Christina, also known as "Carrie", married at the age of 16 to Robert Tighe and the couple lived in Moravia in 1892. Around the same time, Addie, the eldest child, married William Whitmore. They lived in Moravia in 1920.
William Sherman married Bessie E. Luce about 1903, and lived in Cortland County the remainder of his life. He died in 1936 and is buried in Virgil. (There was a William Sherman in Summerhill, however, his father was Dwight Sherman and that family was living in Summerhill as early as 1870).

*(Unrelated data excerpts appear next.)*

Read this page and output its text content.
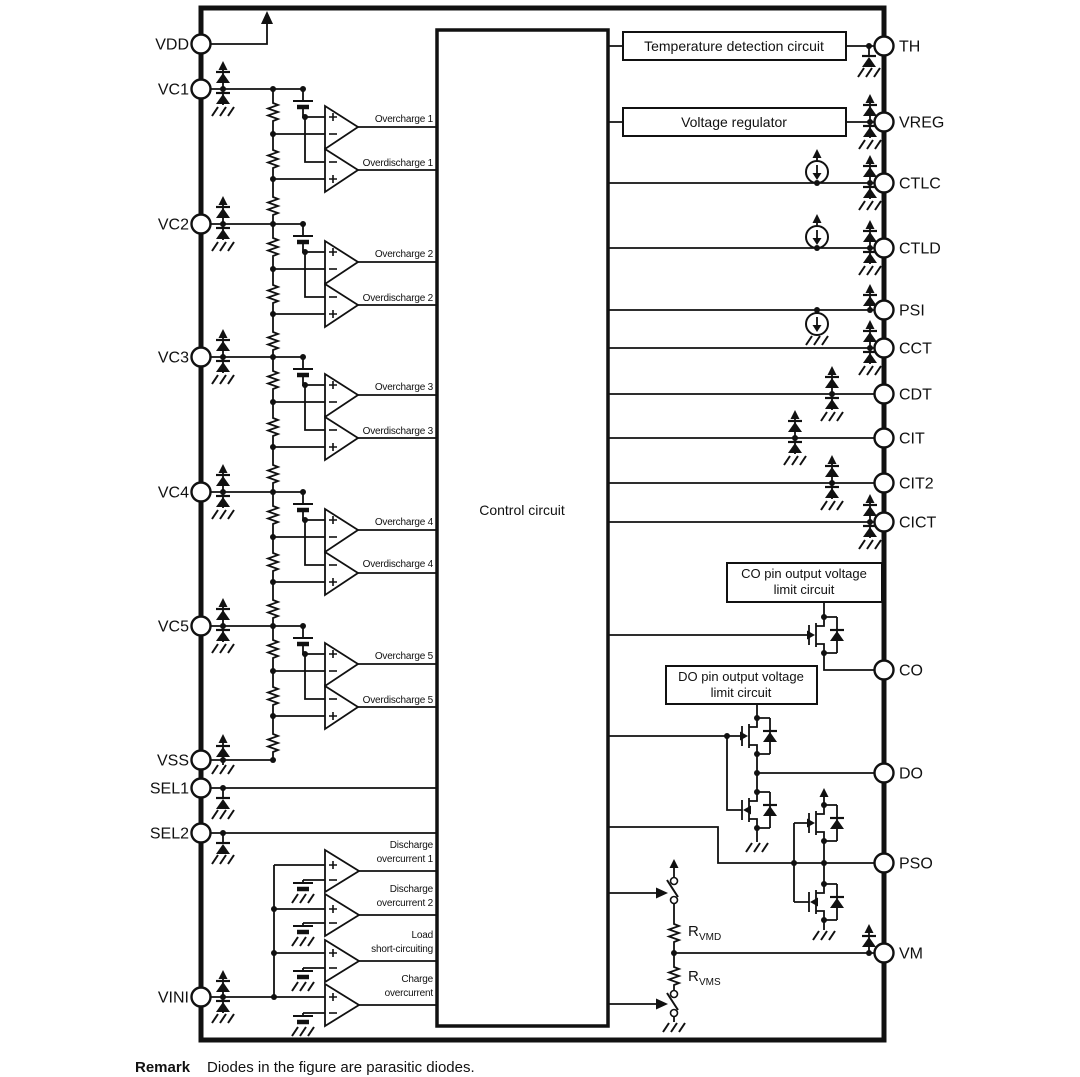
Control circuit
Temperature detection circuit
Voltage regulator
CO pin output voltage
limit circuit
DO pin output voltage
limit circuit
Overcharge 1
Overdischarge 1
Overcharge 2
Overdischarge 2
Overcharge 3
Overdischarge 3
Overcharge 4
Overdischarge 4
Overcharge 5
Overdischarge 5
Discharge
overcurrent 1
Discharge
overcurrent 2
Load
short-circuiting
Charge
overcurrent
R VMD
R VMS
VDD
VC1
VC2
VC3
VC4
VC5
VSS
SEL1
SEL2
VINI
TH
VREG
CTLC
CTLD
PSI
CCT
CDT
CIT
CIT2
CICT
CO
DO
PSO
VM
Remark Diodes in the figure are parasitic diodes.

What about Annie? Little Annie was only about eight years old when her mother died and we learn that she was put into the Auburn Orphan Asylum, which her older sister, Addie was paying for until her aunt, Mrs. Jacobs (Melissa), removed her from the orphanage to care for her. We learn from the story published in the local news, that Addie didn't approve of the arrangement and fought to have Annie removed from the home. Finally, she was placed in the custody of a "wholly disinterested" (impartial) person, Mrs. Gould.
The transcription of these three articles is provided here:
Annie later married Wilber Miner and had at least two children, Bertha and Henry Miner. (Ancestry). The family was counted on the census in Auburn from 1915 to 1940.
Today, James and Amy Sherman's descendants are many, despite their family being broken early. Life may have been better for their children and grandchildren if they had lived full lives, or maybe not. We may never know the details, but their memory lives on because the seeds they planted were fruitful and continue to this day.